There are, I know, a few allistics who notice. Acquaintances? Colleagues? Allies? They manage to shift some sliver of their perspective-taking. Arguably, they are trying. It’s indeed fathomable that they care. Probably they are who got me into these rooms in the first place. And it’s enraging how genuinely grateful I feel towards that—the fact that life set me up to feel gratitude for such sluggish slogs towards change. I’m seething, seeing myself smile in genuine relief just to choke on this air and starve on these crumbs and appreciate this change. The small gains, always coming so slow. These few fancy, real people even willing to acknowledge that the lethargy of each inch must feel like a punched gut. They are trying. They care.

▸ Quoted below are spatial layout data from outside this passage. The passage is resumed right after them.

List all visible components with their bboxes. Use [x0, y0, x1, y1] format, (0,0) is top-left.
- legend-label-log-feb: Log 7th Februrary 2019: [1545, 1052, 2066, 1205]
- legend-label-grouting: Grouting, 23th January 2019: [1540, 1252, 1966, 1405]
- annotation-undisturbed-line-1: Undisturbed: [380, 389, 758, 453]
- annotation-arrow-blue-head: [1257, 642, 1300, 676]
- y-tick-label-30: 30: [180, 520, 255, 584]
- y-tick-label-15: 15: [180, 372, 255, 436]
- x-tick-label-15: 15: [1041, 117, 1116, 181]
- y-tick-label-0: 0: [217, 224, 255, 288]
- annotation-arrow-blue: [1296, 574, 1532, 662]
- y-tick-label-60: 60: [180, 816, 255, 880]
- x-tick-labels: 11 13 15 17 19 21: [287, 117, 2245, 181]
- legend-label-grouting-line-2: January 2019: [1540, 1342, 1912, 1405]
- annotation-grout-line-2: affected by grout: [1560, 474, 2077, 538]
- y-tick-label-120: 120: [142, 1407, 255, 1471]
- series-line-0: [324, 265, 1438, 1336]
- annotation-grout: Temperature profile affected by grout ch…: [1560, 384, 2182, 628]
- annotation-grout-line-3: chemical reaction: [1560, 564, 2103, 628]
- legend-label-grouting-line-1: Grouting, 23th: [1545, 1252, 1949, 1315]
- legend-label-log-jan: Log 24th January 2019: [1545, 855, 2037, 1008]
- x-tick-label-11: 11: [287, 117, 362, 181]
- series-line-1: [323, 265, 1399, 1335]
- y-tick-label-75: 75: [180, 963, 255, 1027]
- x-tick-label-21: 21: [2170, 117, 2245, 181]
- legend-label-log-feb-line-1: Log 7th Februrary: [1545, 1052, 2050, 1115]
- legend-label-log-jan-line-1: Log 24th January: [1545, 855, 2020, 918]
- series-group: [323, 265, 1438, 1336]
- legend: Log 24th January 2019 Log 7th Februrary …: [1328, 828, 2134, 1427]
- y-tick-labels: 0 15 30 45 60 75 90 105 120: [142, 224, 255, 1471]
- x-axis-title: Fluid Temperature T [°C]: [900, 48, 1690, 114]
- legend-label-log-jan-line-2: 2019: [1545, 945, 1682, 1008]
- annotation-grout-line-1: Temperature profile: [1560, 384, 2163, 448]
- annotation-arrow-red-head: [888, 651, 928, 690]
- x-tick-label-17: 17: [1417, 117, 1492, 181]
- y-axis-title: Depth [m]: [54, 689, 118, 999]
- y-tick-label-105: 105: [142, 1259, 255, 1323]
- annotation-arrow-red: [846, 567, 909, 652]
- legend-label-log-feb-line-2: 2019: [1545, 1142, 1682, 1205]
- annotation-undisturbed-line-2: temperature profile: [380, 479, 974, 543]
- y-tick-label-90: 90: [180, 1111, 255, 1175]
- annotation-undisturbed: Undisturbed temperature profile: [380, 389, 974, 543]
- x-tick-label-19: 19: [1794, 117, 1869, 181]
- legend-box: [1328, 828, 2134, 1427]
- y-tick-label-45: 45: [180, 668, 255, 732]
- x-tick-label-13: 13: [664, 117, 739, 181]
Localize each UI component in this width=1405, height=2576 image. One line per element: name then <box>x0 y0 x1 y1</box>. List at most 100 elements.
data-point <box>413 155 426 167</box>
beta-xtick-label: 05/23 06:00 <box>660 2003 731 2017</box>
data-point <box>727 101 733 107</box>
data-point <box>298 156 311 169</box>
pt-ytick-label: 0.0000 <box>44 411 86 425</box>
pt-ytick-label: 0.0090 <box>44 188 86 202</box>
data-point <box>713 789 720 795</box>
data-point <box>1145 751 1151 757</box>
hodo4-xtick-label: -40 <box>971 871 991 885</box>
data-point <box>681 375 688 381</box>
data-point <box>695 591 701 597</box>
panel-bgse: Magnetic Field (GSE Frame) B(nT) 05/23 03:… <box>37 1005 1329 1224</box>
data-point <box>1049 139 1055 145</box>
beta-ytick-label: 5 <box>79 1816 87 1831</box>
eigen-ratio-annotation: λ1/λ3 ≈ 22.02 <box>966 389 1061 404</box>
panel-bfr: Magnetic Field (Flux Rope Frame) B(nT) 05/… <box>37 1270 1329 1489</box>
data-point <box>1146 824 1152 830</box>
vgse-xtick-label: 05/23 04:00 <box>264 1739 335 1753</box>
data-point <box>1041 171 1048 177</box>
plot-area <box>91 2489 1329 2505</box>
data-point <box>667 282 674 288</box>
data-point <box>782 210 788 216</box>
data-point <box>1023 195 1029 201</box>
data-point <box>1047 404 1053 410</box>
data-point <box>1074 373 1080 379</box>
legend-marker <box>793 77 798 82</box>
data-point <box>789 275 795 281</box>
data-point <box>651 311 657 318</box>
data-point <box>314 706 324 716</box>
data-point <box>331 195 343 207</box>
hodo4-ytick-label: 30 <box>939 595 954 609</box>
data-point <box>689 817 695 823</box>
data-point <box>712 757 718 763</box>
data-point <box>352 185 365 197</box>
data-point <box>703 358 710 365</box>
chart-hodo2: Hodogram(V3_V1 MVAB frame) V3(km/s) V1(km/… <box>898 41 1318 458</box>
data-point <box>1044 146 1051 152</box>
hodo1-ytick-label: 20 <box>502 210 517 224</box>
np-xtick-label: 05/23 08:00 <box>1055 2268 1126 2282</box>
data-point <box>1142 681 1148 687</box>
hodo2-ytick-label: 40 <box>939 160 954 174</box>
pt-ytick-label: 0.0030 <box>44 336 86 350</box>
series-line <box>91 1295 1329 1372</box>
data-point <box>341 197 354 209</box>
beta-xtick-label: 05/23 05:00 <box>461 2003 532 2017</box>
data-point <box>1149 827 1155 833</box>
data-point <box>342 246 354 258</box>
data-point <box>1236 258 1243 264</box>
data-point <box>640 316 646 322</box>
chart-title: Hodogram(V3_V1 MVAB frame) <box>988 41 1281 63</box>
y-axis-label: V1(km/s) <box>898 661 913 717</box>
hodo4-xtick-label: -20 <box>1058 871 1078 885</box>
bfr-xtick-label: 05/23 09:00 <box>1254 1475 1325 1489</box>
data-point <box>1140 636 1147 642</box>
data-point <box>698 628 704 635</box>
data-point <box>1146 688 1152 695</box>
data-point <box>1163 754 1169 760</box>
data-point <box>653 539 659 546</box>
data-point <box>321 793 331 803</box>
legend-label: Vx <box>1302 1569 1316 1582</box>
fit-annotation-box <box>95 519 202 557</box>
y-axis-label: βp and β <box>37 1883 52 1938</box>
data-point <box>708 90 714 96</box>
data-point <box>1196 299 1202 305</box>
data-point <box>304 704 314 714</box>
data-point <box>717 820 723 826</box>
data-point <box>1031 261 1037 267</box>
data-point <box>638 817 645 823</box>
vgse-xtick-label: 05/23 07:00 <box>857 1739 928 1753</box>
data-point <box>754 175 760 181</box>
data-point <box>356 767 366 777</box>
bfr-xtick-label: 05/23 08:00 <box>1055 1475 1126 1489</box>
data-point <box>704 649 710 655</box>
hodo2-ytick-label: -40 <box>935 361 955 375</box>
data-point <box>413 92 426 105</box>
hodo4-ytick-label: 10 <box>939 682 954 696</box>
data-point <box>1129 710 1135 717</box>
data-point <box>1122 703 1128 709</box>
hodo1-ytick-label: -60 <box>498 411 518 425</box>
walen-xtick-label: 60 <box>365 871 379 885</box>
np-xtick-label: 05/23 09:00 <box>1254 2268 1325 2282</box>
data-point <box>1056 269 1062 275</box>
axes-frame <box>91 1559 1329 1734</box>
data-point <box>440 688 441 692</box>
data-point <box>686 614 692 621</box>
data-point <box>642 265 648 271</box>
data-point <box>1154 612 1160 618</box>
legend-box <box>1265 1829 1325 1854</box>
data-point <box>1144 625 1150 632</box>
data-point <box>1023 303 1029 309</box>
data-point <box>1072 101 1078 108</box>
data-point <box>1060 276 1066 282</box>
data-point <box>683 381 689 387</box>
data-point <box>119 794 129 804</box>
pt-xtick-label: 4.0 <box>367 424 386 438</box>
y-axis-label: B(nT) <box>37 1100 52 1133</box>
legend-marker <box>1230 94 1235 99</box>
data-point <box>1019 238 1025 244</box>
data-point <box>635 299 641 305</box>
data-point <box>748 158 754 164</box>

And so they arrange cots in a quiet room (I gag on the memories) and several days’ worth of travel stipend (it outweighs nearly two months of my life). Some reserve chairs—maybe even funds—for the attendance of support people. Some dim the lights; try to hush the crowd that’s never heard of flapplause. Some book interpreters. Some set aside space in the auditorium for people using mobility devices—maybe even know how to amplify AAC devices. Some check in when they see that headphones have had to replace the flowers in my hair.
And yes, it’s true: back home my inbox boasts offers of paid work more allies have waiting… as if the world does not wear me down so much as to turn my disabilities into strings of crises, my spoons into knives. (As if the world never taught me to wield these weapons against myself.) I have to say no twice before it ends up easier to stop arguing the asks. This is the evidence that they care. Or at least that I’ve pretended proximity so perfectly they think, after all, they can train me to Speak like they do. This is the change. Such sluggish stabs at my back.
Discussion: At What Cost?
Their acknowledgement of my punched gut—maybe even of my ancestors’ icepicked eyeballs?—the cost is accommodating their fragility. My gums nearly bleed discussing the shattered glass of their shame. The beds in the quiet room—the cost is 5150 flashbacks etched into my brain. Even the plastic knife scars flash as strong as strobes etched into my skin, and the neurotypicals do not look beyond the glare.
The chairs, stipends, attendant care, interpreters—the accommodation of such basic needs—the cost is the implicit obligation to skip the breaks they failed to build into the schedule. Breaks which I am allowed the exception of ducking shamefully out of sessions to earn. That is, I get to miss the information the real people get to learn (the utter lack of plain language costs only my time and frustration).
The space to sit, the chance to talk, the dimmed lights, the attempt at flapplause (only at my special presentation, as if I wouldn’t be hurt by the roar of clapping the whole rest of the convention)—the cost is condescension about special needs. I even adopt these scripts, proactively paying for even the slim chance of a weighted blanket; the currency is my internalization of such othering. The noise-cancelled check-ins—the cost is each assault of concerned fingers against my flight-or-fawn shoulder. And so I flee. Some say they understand. Some even facilitate the flight.
The cost is this weekful of fawning.
Even now: such failing flicker of my fingers. Such faltering flutter of my heart. Such an ache of oxygenless air, while my stomach cramps over their crumbs. My un-hit head so haunted by the potato sack consolation prize. The thinly-disguised threat of intervention: I can’t seem to shake from it my skin. Nor how much of me it steals when I try to Speak like them.
Conclusions: The Cost is Me
I am the token. They run the economy.
The grants will keep flowing into the revolving door of their research.
My kin still crowdfund. My ancestors keep on dying.
And my prosody? It’s still measured against my peers.
(Positionality Statement: The Author’s Bio)
Xavier Penn is Autistic. Somehow, he just keeps being invited to these sorts of things. In certain moods, he’ll admit: he’d be better off burning them down.